Plus, I am wondering if there are recommended ways of reducing protobuf runtime size, we use protobuf-lite but if there are any further wins it would be definitely nice for memory and space constrained problems.
Hmm, I'm not sure I quite get your strategy. If you want to support back to Protobuf 2.5, then you'll need to use proto2 schemas (https://developers.google.com/protocol-buffers/docs/proto). Proto2 schemas will support extensions forever (even after Protobuf 3.0), so there's no need to avoid extensions.
We have been working on some optimizations to help the linker strip generated code where possible. I recommend compiling with -ffunction-sections/-fdata-sections if you aren't already, and -gc-sections on your linker invocation.
So what we do is to keep syntax=proto2, but allow users to compile with both protobuf 2.x and protobuf 3.x libraries. Minumum need is 2.6.1. We kind of feel that this gives maximum flexibility for people who have already chosen a protobuf library version.
Makes sense! All I'm saying is that there is no need to avoid using extensions if that is your strategy. Extensions will work in all versions of the library you wish to support.
pretty cool and thanks for that reply! Did you look at something like Arrow/Feather, which is looking to get adopted as the interoperable format in R/Pandas ... and maybe even Spark.

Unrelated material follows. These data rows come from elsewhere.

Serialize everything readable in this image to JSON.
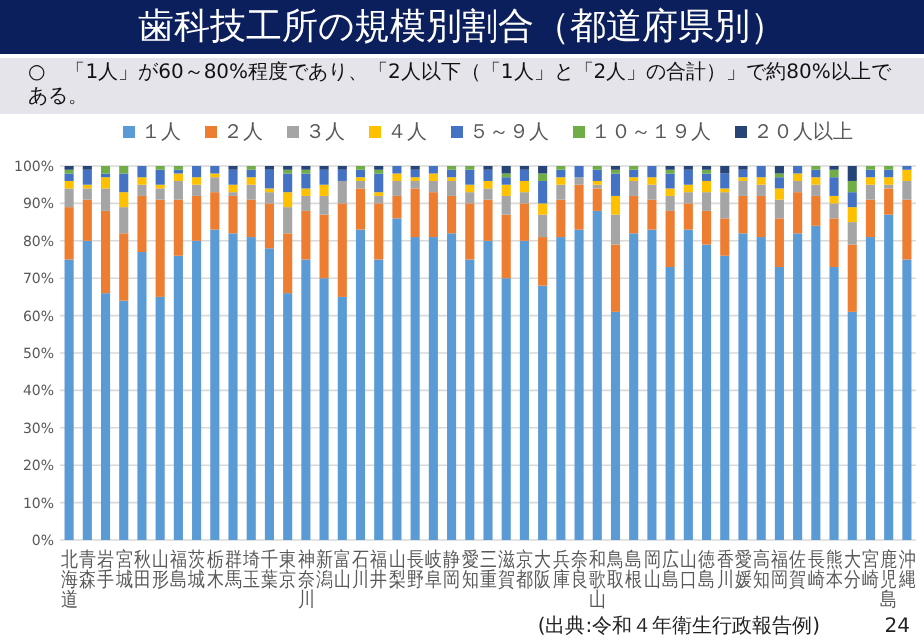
{
  "chart_data": {
    "type": "bar",
    "stacked": true,
    "title": "歯科技工所の規模別割合（都道府県別）",
    "subtitle": "○　「1人」が60～80%程度であり、「2人以下（「1人」と「2人」の合計）」で約80%以上である。",
    "categories": [
      "北海道",
      "青森",
      "岩手",
      "宮城",
      "秋田",
      "山形",
      "福島",
      "茨城",
      "栃木",
      "群馬",
      "埼玉",
      "千葉",
      "東京",
      "神奈川",
      "新潟",
      "富山",
      "石川",
      "福井",
      "山梨",
      "長野",
      "岐阜",
      "静岡",
      "愛知",
      "三重",
      "滋賀",
      "京都",
      "大阪",
      "兵庫",
      "奈良",
      "和歌山",
      "鳥取",
      "島根",
      "岡山",
      "広島",
      "山口",
      "徳島",
      "香川",
      "愛媛",
      "高知",
      "福岡",
      "佐賀",
      "長崎",
      "熊本",
      "大分",
      "宮崎",
      "鹿児島",
      "沖縄"
    ],
    "series": [
      {
        "name": "１人",
        "color": "#5b9bd5",
        "values": [
          75,
          80,
          66,
          64,
          77,
          65,
          76,
          80,
          83,
          82,
          81,
          78,
          66,
          75,
          70,
          65,
          83,
          75,
          86,
          81,
          81,
          82,
          75,
          80,
          70,
          80,
          68,
          81,
          83,
          88,
          61,
          82,
          83,
          73,
          83,
          79,
          76,
          82,
          81,
          73,
          82,
          84,
          73,
          61,
          81,
          87,
          75
        ]
      },
      {
        "name": "２人",
        "color": "#ed7d31",
        "values": [
          14,
          11,
          22,
          18,
          15,
          26,
          15,
          12,
          10,
          10,
          10,
          12,
          16,
          13,
          17,
          25,
          11,
          15,
          6,
          13,
          12,
          10,
          15,
          11,
          17,
          10,
          13,
          10,
          12,
          6,
          18,
          10,
          8,
          15,
          7,
          9,
          10,
          10,
          11,
          13,
          11,
          8,
          13,
          18,
          10,
          7,
          16
        ]
      },
      {
        "name": "３人",
        "color": "#a5a5a5",
        "values": [
          5,
          3,
          6,
          7,
          3,
          3,
          5,
          3,
          4,
          1,
          4,
          3,
          7,
          4,
          5,
          6,
          2,
          2,
          4,
          2,
          3,
          4,
          3,
          3,
          5,
          3,
          6,
          4,
          2,
          1,
          8,
          4,
          4,
          4,
          3,
          5,
          7,
          4,
          3,
          5,
          3,
          3,
          4,
          6,
          4,
          1,
          5
        ]
      },
      {
        "name": "４人",
        "color": "#ffc000",
        "values": [
          2,
          1,
          3,
          4,
          2,
          1,
          2,
          2,
          1,
          2,
          2,
          1,
          4,
          2,
          3,
          0,
          1,
          1,
          2,
          1,
          2,
          1,
          2,
          2,
          3,
          3,
          3,
          2,
          0,
          1,
          5,
          1,
          2,
          2,
          2,
          3,
          1,
          1,
          2,
          3,
          2,
          2,
          2,
          4,
          2,
          2,
          3
        ]
      },
      {
        "name": "５～９人",
        "color": "#4472c4",
        "values": [
          2,
          4,
          1,
          5,
          3,
          4,
          1,
          3,
          2,
          4,
          2,
          5,
          5,
          4,
          4,
          3,
          2,
          5,
          2,
          2,
          2,
          2,
          4,
          3,
          2,
          3,
          6,
          2,
          3,
          3,
          6,
          2,
          3,
          4,
          4,
          2,
          4,
          2,
          3,
          3,
          2,
          2,
          5,
          4,
          2,
          2,
          1
        ]
      },
      {
        "name": "１０～１９人",
        "color": "#70ad47",
        "values": [
          1,
          0,
          2,
          2,
          0,
          1,
          1,
          0,
          0,
          0,
          1,
          0,
          1,
          1,
          0,
          0,
          1,
          1,
          0,
          0,
          0,
          1,
          1,
          0,
          1,
          0,
          2,
          1,
          0,
          1,
          1,
          1,
          0,
          1,
          0,
          1,
          0,
          0,
          0,
          1,
          0,
          1,
          2,
          3,
          1,
          1,
          0
        ]
      },
      {
        "name": "２０人以上",
        "color": "#264478",
        "values": [
          1,
          1,
          0,
          0,
          0,
          0,
          0,
          0,
          0,
          1,
          0,
          1,
          1,
          1,
          1,
          1,
          0,
          1,
          0,
          1,
          0,
          0,
          0,
          1,
          2,
          1,
          2,
          0,
          0,
          0,
          1,
          0,
          0,
          1,
          1,
          1,
          2,
          1,
          0,
          2,
          0,
          0,
          1,
          4,
          0,
          0,
          0
        ]
      }
    ],
    "ylim": [
      0,
      100
    ],
    "yticks": [
      {
        "value": 0,
        "label": "0%"
      },
      {
        "value": 10,
        "label": "10%"
      },
      {
        "value": 20,
        "label": "20%"
      },
      {
        "value": 30,
        "label": "30%"
      },
      {
        "value": 40,
        "label": "40%"
      },
      {
        "value": 50,
        "label": "50%"
      },
      {
        "value": 60,
        "label": "60%"
      },
      {
        "value": 70,
        "label": "70%"
      },
      {
        "value": 80,
        "label": "80%"
      },
      {
        "value": 90,
        "label": "90%"
      },
      {
        "value": 100,
        "label": "100%"
      }
    ],
    "grid": "y",
    "legend": "top",
    "annotations": [
      "(出典:令和４年衛生行政報告例)",
      "24"
    ]
  }
}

There's been quite a bit of momentum behind it to optimize it for huge usecases - https://thenewstack.io/apache-arrow-designed-accelerate-hado...
It is based on Google Flatbuffers, but is undergoing enough engineering specifically from a big data/machine learning perspective. Instead of building directly over Protobuf, it might be interesting to build it on top of Arrow (in exactly the same way that Feather is based on top of Arrow https://github.com/wesm/feather).
We chose protobuf mainly due to a good caffe adoption story and also the track record of it being compatible with many platforms (mobile, server, embedded, etc). We actually looked at thrift - which is Facebook owned - and it is equally nice, but our final decision was mainly to minimize the switching overhead for existing users such as Caffe and TensorFlow.
To be honest, protobuf is indeed a little bit hard to install (especially if you have python and c++ version differences). Would definitely be interested in taking a look at possible solutions - serialization format and the model standard is mor e or less orthogonal, so one may see a world where we can convert different serialization formats (JSON <-> protobuf as an overly simplified example)
hdf5, Feather, Arrow, protobufs, json, xml -- all solve the problem of binary representation of data on disk. They all leave the question of how to map said data to a specific problem domain up to the developer.
Projects like ONNX define said mapping for a specific domain (in ONNX's case, by agreeing on a proto schema for ML models, and its interpretation).
To use a simplistic metaphor: protobufs are the .docx format; onnx is a resume template you can fill out in Word.
I understand there could be something unique in this format, but really keen to understand what.